Westchester’s increasingly popular no-audition-required musical group, or RTO, is poised to enter 2012 with a new conductor, new repertoire and a group that is ever-growing.
The RTO welcomes conductor Nathaniel Chase to its team this January. Though the orchestra is meant for musicians who haven’t played in a while, Chase is far from out of practice. He holds bachelors and masters degrees in double-bass performance from the New England Conservatory of Music and Yale University, respectively, and has achieved international acclaim playing in the Lucerne Festival Academy in Switzerland and the Schleswig-Holstein Music Festival in Germany.
“I was drawn to the RTO because I really love making music, so I love being around people who love making music too,” Chase said. “That’s exactly what the RTO is; a lot of people who love music, love playing it, love learning about it and love listening to it. That’s just the sort of person I want to be around.”
With Chase’s guidance, the orchestra enters its third year ready to tackle a new challenge: Instead of playing classical music rewritten for the high school level, the RTO has chosen to play original scores, in addition to some show music and medleys of popular tunes.
The Really Terrible Dixieland Jazz Band, an arm of the RTO, has also been busy. Their recent trail of activity includes a performance at the Ardsley firehouse for an audience of more than 80 people and a feature on a Scarsdale TV program.

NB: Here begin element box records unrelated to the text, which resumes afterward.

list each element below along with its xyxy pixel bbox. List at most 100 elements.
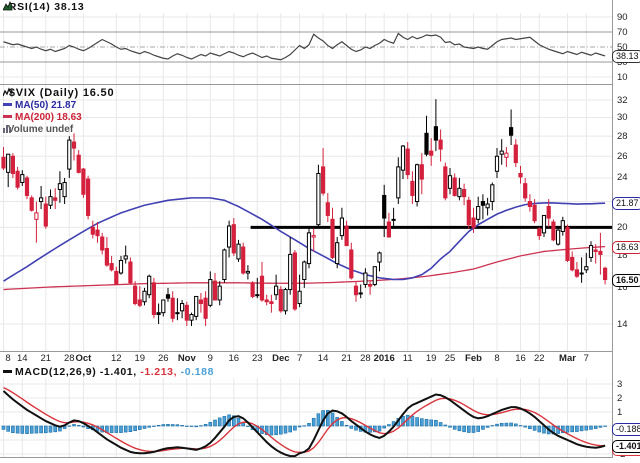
ma200-legend-label: MA(200) 18.63 xyxy=(15,112,82,123)
macd-histogram-bar xyxy=(147,425,151,428)
price-axis-label: 14 xyxy=(617,318,628,330)
candle-body xyxy=(180,303,185,312)
ma50-legend: MA(50) 21.87 xyxy=(3,100,76,111)
candle-body xyxy=(306,232,312,265)
candle-body xyxy=(1,156,6,169)
candle-body xyxy=(48,196,53,206)
rsi-axis-label: 90 xyxy=(617,11,628,23)
price-axis-label: 24 xyxy=(617,172,628,184)
date-axis-label: 8 xyxy=(494,353,500,364)
candle-body xyxy=(466,199,471,226)
macd-histogram-bar xyxy=(509,422,513,427)
macd-histogram-bar xyxy=(43,425,48,434)
macd-histogram-bar xyxy=(513,423,518,427)
candle-body xyxy=(43,203,48,227)
candle-body xyxy=(429,150,434,156)
candle-body xyxy=(29,197,34,211)
candle-body xyxy=(76,154,81,173)
candle-body xyxy=(372,266,377,285)
candle-body xyxy=(438,139,443,150)
candle-body xyxy=(95,229,100,237)
candle-body xyxy=(556,229,561,245)
candle-body xyxy=(20,174,25,184)
macd-histogram-bar xyxy=(278,425,283,435)
macd-histogram-bar xyxy=(382,425,387,429)
macd-histogram-bar xyxy=(269,425,274,436)
macd-histogram-bar xyxy=(387,424,391,427)
candle-body xyxy=(170,297,175,319)
candle-body xyxy=(123,255,128,260)
symbol-title: $VIX (Daily) 16.50 xyxy=(3,87,114,99)
candle-body xyxy=(480,201,485,206)
candle-body xyxy=(10,155,16,174)
date-axis-label: 25 xyxy=(444,353,456,364)
macd-line xyxy=(2,390,606,458)
symbol-title-label: $VIX (Daily) 16.50 xyxy=(8,87,115,99)
candle-body xyxy=(419,164,424,180)
candle-body xyxy=(212,280,218,301)
candle-body xyxy=(53,197,58,201)
candle-body xyxy=(231,224,236,254)
candle-body xyxy=(151,282,157,316)
macd-histogram-bar xyxy=(311,417,316,427)
candle-body xyxy=(62,182,67,198)
macd-histogram-bar xyxy=(109,425,114,433)
macd-histogram-bar xyxy=(1,425,6,430)
candle-body xyxy=(485,203,490,209)
ma200-legend: MA(200) 18.63 xyxy=(3,112,82,123)
date-axis-label: 12 xyxy=(111,353,122,364)
candle-body xyxy=(147,275,152,296)
candle-body xyxy=(39,197,44,203)
macd-histogram-bar xyxy=(180,425,184,427)
macd-histogram-bar xyxy=(283,425,288,434)
macd-histogram-bar xyxy=(208,422,213,427)
candle-body xyxy=(245,270,251,274)
candle-body xyxy=(344,225,349,247)
candle-body xyxy=(288,253,293,291)
macd-histogram-bar xyxy=(133,425,137,431)
macd-histogram-bar xyxy=(537,425,542,433)
candle-body xyxy=(283,289,288,312)
candle-body xyxy=(603,267,608,281)
date-axis-label: 7 xyxy=(296,353,303,364)
macd-histogram-bar xyxy=(199,425,203,427)
macd-histogram-bar xyxy=(297,425,302,428)
candle-body xyxy=(452,177,457,196)
macd-hist-value-tag: -0.188 xyxy=(612,422,640,436)
candle-body xyxy=(71,141,77,149)
macd-axis-label: 3 xyxy=(617,378,623,390)
macd-histogram-bar xyxy=(81,425,86,428)
macd-histogram-bar xyxy=(194,425,198,428)
candle-body xyxy=(156,312,161,316)
candle-body xyxy=(433,126,438,141)
macd-histogram-bar xyxy=(138,425,142,430)
candle-body xyxy=(217,285,222,301)
candle-body xyxy=(386,221,391,238)
candle-body xyxy=(382,194,387,219)
candle-body xyxy=(316,172,321,226)
macd-histogram-bar xyxy=(6,425,10,432)
rsi-legend-label: RSI(14) 38.13 xyxy=(8,1,85,13)
macd-histogram-bar xyxy=(457,425,462,432)
candle-body xyxy=(292,252,297,310)
macd-histogram-bar xyxy=(528,425,532,430)
macd-histogram-bar xyxy=(166,423,170,427)
candle-body xyxy=(396,166,401,199)
candle-body xyxy=(490,184,495,203)
price-axis-label: 30 xyxy=(617,111,628,123)
macd-histogram-bar xyxy=(34,425,39,434)
candle-body xyxy=(259,275,265,301)
macd-histogram-bar xyxy=(307,423,311,427)
candle-body xyxy=(499,150,504,155)
macd-histogram-bar xyxy=(119,425,123,433)
candle-body xyxy=(523,183,528,199)
macd-histogram-bar xyxy=(438,422,443,427)
macd-signal-line xyxy=(3,386,606,454)
candle-body xyxy=(551,221,556,241)
candle-body xyxy=(588,245,594,258)
candle-body xyxy=(363,272,368,285)
macd-histogram-bar xyxy=(419,418,424,427)
candle-body xyxy=(504,152,509,158)
macd-histogram-bar xyxy=(579,425,584,432)
candle-body xyxy=(100,236,105,251)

Much like the RTO, the Jazz Band enjoys its growing membership. “I had been trying for years and years to get a Dixieland ensemble started here in Westchester,” said Norm Weiss, the band’s leader. “We started with a banjo, clarinet and an accordion; I couldn’t have imagined it would expand beyond that. We realized happily that, with a little publicity, there were people out there who were interested.”
The jazz band and orchestra are always welcoming new members. They enjoy their status as a community institution and feel like a little community themselves. “We’re a very happy group,” said Barbara Rosenthal, the orchestra's founder, ”A happy family.”
Chase shares the same sentiment, and encourages anyone interested to join in on the fun. “I want to get the word out to every person in Westchester who plays an instrument, wants to play in an orchestra and doesn’t feel like they’re good enough to play in one, that they can come to an RTO rehearsal, have a great time and realize they’re able to do a lot more than they thought,” Chase said.